Implementation:Farama Foundation Gymnasium SwimmerEnv V4
| Knowledge Sources | |
|---|---|
| Domains | Reinforcement_Learning, MuJoCo_Environments |
| Last Updated | 2026-02-15 03:00 GMT |
Overview
Concrete implementation of the Swimmer v4 MuJoCo locomotion environment provided by Gymnasium.
Description
The Swimmer v4 environment implements a multi-segment swimmer in a 2D pool using MuJoCo bindings (mujoco >= 2.1.3). The default swimmer consists of three links and two rotor joints. The swimmer is suspended in a pool and the goal is to move as fast as possible towards the right by applying torque to the rotors and using fluid friction. The reward is forward_reward - ctrl_cost. The Swimmer never terminates; episodes end through truncation.
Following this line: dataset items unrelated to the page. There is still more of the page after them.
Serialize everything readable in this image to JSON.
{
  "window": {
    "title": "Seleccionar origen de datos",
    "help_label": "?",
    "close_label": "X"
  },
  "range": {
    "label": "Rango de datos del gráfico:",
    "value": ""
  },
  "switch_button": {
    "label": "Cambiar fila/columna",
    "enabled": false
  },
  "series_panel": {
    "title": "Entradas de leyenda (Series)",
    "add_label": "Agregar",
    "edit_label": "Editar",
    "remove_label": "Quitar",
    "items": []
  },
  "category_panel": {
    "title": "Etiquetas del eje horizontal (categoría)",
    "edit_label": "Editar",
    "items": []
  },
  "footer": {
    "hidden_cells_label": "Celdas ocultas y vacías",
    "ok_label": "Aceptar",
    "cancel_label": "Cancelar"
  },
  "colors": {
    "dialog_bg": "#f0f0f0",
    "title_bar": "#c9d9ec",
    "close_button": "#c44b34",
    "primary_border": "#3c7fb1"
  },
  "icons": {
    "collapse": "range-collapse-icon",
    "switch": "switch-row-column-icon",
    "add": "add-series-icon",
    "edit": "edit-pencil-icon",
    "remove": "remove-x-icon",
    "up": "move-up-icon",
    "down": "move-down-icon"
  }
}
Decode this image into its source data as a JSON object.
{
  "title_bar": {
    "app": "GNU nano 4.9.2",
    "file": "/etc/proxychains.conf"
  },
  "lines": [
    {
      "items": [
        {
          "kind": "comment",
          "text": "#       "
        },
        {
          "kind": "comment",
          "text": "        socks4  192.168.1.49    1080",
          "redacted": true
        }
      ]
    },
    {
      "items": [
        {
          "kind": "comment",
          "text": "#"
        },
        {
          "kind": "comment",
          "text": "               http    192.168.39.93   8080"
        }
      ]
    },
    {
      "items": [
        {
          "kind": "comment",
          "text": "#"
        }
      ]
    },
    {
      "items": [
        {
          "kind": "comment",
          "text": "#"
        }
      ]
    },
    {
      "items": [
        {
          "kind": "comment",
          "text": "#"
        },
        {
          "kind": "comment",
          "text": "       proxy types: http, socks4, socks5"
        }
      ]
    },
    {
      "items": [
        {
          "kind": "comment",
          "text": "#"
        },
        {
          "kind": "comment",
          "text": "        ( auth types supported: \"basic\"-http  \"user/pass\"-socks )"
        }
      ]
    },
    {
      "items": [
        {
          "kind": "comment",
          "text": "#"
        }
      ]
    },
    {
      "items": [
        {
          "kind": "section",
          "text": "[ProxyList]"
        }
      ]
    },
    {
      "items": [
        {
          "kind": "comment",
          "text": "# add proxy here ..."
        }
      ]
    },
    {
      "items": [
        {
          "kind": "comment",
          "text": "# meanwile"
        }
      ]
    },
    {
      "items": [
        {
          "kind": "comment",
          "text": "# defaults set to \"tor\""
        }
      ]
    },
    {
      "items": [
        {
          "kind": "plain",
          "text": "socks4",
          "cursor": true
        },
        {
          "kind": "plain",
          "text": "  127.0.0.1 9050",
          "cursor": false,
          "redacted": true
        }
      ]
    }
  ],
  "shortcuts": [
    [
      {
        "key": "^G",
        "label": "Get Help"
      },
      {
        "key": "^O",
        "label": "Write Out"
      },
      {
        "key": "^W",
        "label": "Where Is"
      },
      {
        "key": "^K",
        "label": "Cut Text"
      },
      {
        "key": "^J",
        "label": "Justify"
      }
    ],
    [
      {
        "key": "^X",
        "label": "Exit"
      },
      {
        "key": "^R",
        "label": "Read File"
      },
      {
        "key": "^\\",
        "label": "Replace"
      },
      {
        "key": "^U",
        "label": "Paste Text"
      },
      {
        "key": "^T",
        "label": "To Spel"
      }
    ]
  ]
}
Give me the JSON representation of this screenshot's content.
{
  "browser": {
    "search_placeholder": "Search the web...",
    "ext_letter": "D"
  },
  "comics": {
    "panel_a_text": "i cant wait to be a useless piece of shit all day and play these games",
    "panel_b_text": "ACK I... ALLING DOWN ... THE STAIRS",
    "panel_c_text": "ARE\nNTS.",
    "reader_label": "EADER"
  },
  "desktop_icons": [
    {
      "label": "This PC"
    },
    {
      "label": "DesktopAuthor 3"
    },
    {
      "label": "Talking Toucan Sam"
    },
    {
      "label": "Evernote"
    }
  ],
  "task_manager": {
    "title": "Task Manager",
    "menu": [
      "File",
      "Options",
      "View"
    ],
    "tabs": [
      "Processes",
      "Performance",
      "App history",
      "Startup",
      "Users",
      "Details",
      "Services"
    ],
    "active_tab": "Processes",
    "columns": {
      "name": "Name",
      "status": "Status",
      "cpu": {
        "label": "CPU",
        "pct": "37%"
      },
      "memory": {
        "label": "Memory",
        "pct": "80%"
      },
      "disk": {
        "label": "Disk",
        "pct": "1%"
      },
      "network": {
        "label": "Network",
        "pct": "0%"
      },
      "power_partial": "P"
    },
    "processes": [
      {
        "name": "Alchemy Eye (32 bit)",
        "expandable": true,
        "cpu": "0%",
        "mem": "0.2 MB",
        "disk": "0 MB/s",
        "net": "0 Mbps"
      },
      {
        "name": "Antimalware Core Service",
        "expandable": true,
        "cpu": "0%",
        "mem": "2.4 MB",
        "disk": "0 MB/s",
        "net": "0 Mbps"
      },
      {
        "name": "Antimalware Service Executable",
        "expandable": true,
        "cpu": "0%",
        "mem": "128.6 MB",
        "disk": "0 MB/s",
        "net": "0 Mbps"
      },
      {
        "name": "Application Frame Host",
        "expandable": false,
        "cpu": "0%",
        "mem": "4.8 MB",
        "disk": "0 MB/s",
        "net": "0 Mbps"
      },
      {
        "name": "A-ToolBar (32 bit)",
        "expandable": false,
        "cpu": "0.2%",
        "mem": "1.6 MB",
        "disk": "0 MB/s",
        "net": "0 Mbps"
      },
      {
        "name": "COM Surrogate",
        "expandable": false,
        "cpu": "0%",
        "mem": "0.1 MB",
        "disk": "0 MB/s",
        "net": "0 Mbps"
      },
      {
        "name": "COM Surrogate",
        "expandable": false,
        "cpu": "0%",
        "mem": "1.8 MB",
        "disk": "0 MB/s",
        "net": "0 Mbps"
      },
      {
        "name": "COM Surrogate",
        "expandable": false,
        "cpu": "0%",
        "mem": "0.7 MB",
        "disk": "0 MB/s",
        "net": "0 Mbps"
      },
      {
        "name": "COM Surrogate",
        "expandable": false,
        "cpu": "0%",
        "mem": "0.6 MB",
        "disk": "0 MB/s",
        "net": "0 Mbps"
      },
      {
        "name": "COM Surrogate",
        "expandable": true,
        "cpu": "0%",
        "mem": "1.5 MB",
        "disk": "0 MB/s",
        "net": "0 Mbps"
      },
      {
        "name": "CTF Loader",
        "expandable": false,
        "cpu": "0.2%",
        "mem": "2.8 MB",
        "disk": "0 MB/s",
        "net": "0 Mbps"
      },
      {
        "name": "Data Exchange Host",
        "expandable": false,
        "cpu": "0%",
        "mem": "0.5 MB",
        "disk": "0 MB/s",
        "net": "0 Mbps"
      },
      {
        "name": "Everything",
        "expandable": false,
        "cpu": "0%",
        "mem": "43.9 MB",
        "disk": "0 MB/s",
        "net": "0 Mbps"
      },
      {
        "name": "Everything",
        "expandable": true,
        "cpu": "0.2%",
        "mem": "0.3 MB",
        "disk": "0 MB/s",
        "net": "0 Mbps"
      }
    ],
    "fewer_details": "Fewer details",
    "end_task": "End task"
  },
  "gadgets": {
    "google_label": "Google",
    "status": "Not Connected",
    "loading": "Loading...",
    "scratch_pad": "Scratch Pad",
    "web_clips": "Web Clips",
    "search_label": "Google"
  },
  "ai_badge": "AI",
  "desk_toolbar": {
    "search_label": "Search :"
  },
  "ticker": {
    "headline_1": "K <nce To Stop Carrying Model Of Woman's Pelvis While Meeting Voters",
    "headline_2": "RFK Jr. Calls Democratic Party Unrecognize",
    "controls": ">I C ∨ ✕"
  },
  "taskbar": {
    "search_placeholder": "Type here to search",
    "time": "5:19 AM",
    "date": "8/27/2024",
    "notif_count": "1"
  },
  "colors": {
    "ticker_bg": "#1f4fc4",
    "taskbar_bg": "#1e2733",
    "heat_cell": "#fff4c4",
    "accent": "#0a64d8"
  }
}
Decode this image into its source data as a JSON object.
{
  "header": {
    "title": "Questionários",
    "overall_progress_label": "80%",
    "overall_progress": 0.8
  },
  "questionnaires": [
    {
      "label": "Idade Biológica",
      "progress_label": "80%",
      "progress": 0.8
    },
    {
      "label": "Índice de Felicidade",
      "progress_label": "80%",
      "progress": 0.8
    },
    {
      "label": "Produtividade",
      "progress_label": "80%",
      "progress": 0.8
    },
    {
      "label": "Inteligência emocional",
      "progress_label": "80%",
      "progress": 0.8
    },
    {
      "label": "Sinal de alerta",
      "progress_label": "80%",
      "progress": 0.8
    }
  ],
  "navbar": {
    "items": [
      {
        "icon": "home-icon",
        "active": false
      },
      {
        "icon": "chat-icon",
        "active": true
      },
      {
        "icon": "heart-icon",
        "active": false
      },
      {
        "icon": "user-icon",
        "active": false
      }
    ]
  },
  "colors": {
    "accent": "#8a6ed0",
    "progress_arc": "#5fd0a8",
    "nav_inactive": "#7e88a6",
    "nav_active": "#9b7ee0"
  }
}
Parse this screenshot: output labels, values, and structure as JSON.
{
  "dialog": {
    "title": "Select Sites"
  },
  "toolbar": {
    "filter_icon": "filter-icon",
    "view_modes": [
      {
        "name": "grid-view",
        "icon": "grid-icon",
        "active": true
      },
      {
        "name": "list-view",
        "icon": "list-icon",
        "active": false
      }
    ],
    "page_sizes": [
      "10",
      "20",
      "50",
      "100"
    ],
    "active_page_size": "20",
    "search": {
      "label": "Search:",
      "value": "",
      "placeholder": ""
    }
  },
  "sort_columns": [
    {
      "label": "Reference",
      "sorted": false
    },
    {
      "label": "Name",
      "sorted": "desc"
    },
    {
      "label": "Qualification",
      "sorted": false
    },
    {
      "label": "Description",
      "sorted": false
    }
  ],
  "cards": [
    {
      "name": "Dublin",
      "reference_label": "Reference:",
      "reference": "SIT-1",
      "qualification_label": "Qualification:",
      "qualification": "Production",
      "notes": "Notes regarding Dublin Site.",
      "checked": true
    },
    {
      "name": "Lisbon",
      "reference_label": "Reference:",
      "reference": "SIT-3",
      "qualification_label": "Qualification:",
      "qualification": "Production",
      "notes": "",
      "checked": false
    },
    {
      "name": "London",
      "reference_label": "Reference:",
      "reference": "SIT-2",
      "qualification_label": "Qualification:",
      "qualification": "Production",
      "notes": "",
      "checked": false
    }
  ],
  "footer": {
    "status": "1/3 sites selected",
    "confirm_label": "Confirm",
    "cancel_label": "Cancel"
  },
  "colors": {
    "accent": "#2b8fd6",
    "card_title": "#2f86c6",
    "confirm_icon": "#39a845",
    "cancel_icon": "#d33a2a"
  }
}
The observation includes body angles (3 or 5 elements depending on exclude_current_positions_from_observation) and velocities (5 elements).
Usage
Use this environment for reproducing results from papers that used Swimmer-v4. For new research, consider Swimmer-v5 which adds support for custom XML models, configurable frame_skip, observation_structure, and consistent reward naming.
Code Reference
Source Location
- Repository: Farama_Foundation_Gymnasium
- File: gymnasium/envs/mujoco/swimmer_v4.py
Signature
class SwimmerEnv(MujocoEnv, utils.EzPickle):
def __init__(
self,
forward_reward_weight=1.0,
ctrl_cost_weight=1e-4,
reset_noise_scale=0.1,
exclude_current_positions_from_observation=True,
**kwargs,
)
Import
import gymnasium as gym
env = gym.make("Swimmer-v4")
I/O Contract
Inputs
| Name | Type | Required | Description |
|---|---|---|---|
| action | np.ndarray (2,) | Yes | Torques applied to the two rotor joints, range [-1, 1] |
Outputs
| Name | Type | Description |
|---|---|---|
| observation | np.ndarray (8,) | State vector: qpos (3 angles, x/y excluded by default), qvel (5 velocities) |
| reward | float | forward_reward - ctrl_cost |
| terminated | bool | Always False (Swimmer never terminates) |
| truncated | bool | Episode truncation (handled by TimeLimit wrapper) |
| info | dict | Contains reward_fwd, reward_ctrl, x_position, y_position, distance_from_origin, x_velocity, y_velocity, forward_reward |
Usage Examples
import gymnasium as gym
env = gym.make("Swimmer-v4")
observation, info = env.reset(seed=42)
for _ in range(1000):
action = env.action_space.sample()
observation, reward, terminated, truncated, info = env.step(action)
if terminated or truncated:
observation, info = env.reset()
env.close()